What The World Thinks Of The Dollar In Light Of Recent Politics
SCOTT SIMON, HOST:
While the Democrats and Republicans bickered over the budget and the debt ceiling in the last few weeks, the rest of the world has watched and wondered. The U.S. dollar is still the currency of international reserve because of our wealth and political stability. But a few nations now compete with U.S. wealth and U.S. political stability may look a little shaky following the government shutdown and drawing so close to the debt deadline.
China, which holds the largest amount of U.S. Treasury bonds has called for a de-Americanized world where other nations no longer have to rely on the dollar. Matthew Goodman is a former White House advisor and is now the William E. Simon chair in political economy at the Center for Strategic and International Studies. He joins us from his offices there. Thanks very much for being with us.
MATTHEW GOODMAN: Thank you. Good to be here.
SIMON: Remind us of the advantages there are in being the currency of international reserve.
GOODMAN: Well, for one thing, it allows you to make a little profit on what's called seigniorage where you can issue currency from almost nothing and benefit from the face value, which is much greater than that. The other is that you can essentially borrow for free by issuing this currency and at almost zero interest rates. And so it is a double advantage, plus there's broadly prestige from having this position in the international economy.
SIMON: And recent events have caused some other countries in the world to question whether the U.S. is the best guarantor of these advantages.

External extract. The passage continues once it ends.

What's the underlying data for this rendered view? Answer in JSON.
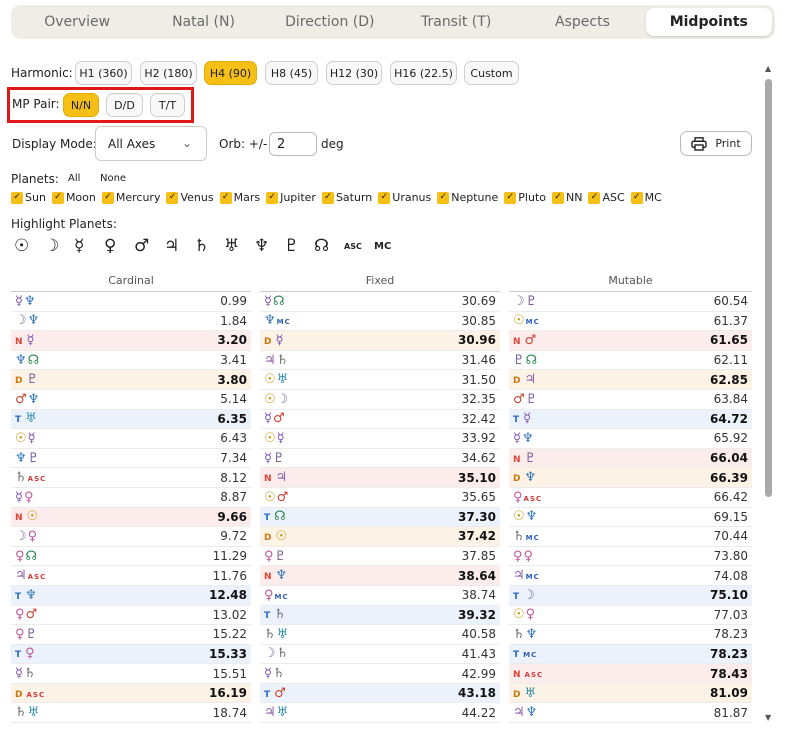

GOODMAN: Well, that's right. I mean, I think the recent events have been quite troubling and worrisome to the rest of the world. They're obviously very concerned and frustrated, as you said. Many big countries like China and Japan hold a lot of our treasuries and they worry about the value of those holdings going forward and whether the U.S. can do the things it needs to do domestically to get its economy in shape and avoid these sort of fiscal crises.
SIMON: But I gather this time the rest of the world might not be saying: fix your problems, U.S.A., but saying maybe we should look to a country other than the U.S.A.
GOODMAN: Well, I think there is that frustration building and people looking at alternatives, but the reality is that there aren't really a lot of alternatives for countries today. The U.S. is the only country with a large enough economy and deep and liquid enough capital markets to allow these countries with surpluses and money to invest to put them somewhere safely. So although I think there is real frustration and I think desire to try to look for alternatives, I think the reality in the near term is there really aren't a lot of options for these countries.
SIMON: What about ten years, twenty years down the road?
GOODMAN: Yeah, I think down the road it's likely and possibly even inevitable that the Chinese currency is going to play a greater role and then possibly other currencies could as well, and I think that probably is, as I say, inevitable and maybe not even a bad thing because there are some disadvantages to being the global currency, like having to run these large deficits in order to provide dollars to the rest of the world, which puts us at risk.
You know, I think there is probably going to be a movement in that direction to a more multi-currency world, but it's not going to be in the next couple of years. It's more like the timeframe you talked about, ten, twenty years.
SIMON: Matthew Goodman, former White House advisor, who's the William E. Simon chair in political economy at the Center for Strategic and International Studies. Thanks so much for being with us.
GOODMAN: Thank you very much. You're very welcome.